Farming Abundance

The Farming Abundance project at The Mercatus Center highlights innovative approaches to farming and food policy. Stagnation from regulatory burdens and environmental harm are very present threats to the American farmer’s way of life. Lawmakers and policy influencers need fresh ideas for modern farm policy that protects both the earth and the free market, as much as consumers need fresh produce.

Farming illustration

Project Description

Imagine a world where we aren’t concerned about micro-plastic and pesticide contamination in our food and water supply, farm skyscrapers are 40 stories tall with different vegetables on every floor, small high-tech farms are abundant and owned by people of all classes, and urban families keep chickens to teach children about lifecycles and produce eggs.

This vision is extremely achievable.

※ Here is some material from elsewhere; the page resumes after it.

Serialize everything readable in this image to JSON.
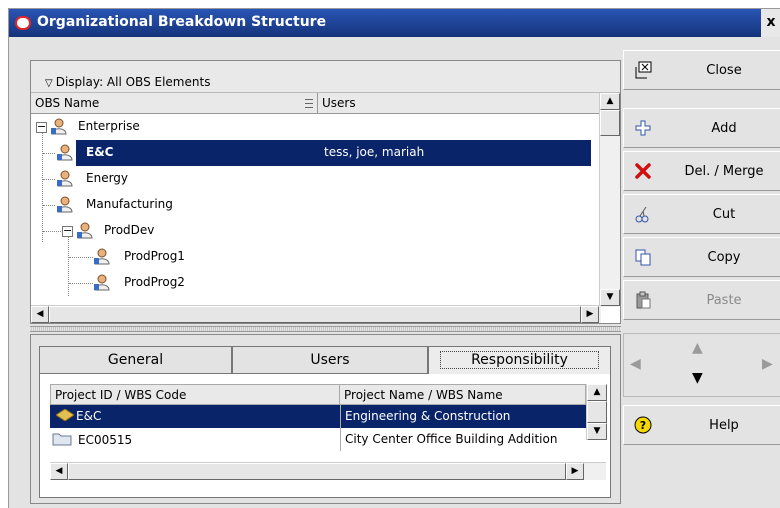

All of the technology to build such a society is within grasp- if only American farmers were allowed to experiment and conduct business without government manipulation freezing us in time. We are almost a century into Depression era farm policy and it’s failing our agricultural system. For decades, economists of all political backgrounds have been warning about the harmful effects of farm subsidies and bad incentive programs. Thousands of white papers, academic articles and focus groups later, and there has only been marginal improvements in US agricultural policy.

We need to question the assumptions that got us to this place and identify a new vision for US farm policy. The Farming Abundance project at The Mercatus Center will highlight innovative approaches to farming, food regulations, and USDA incentive programs in order to encourage healthy economic growth. Lawmakers and policy influencers need fresh ideas, as much as we need fresh produce.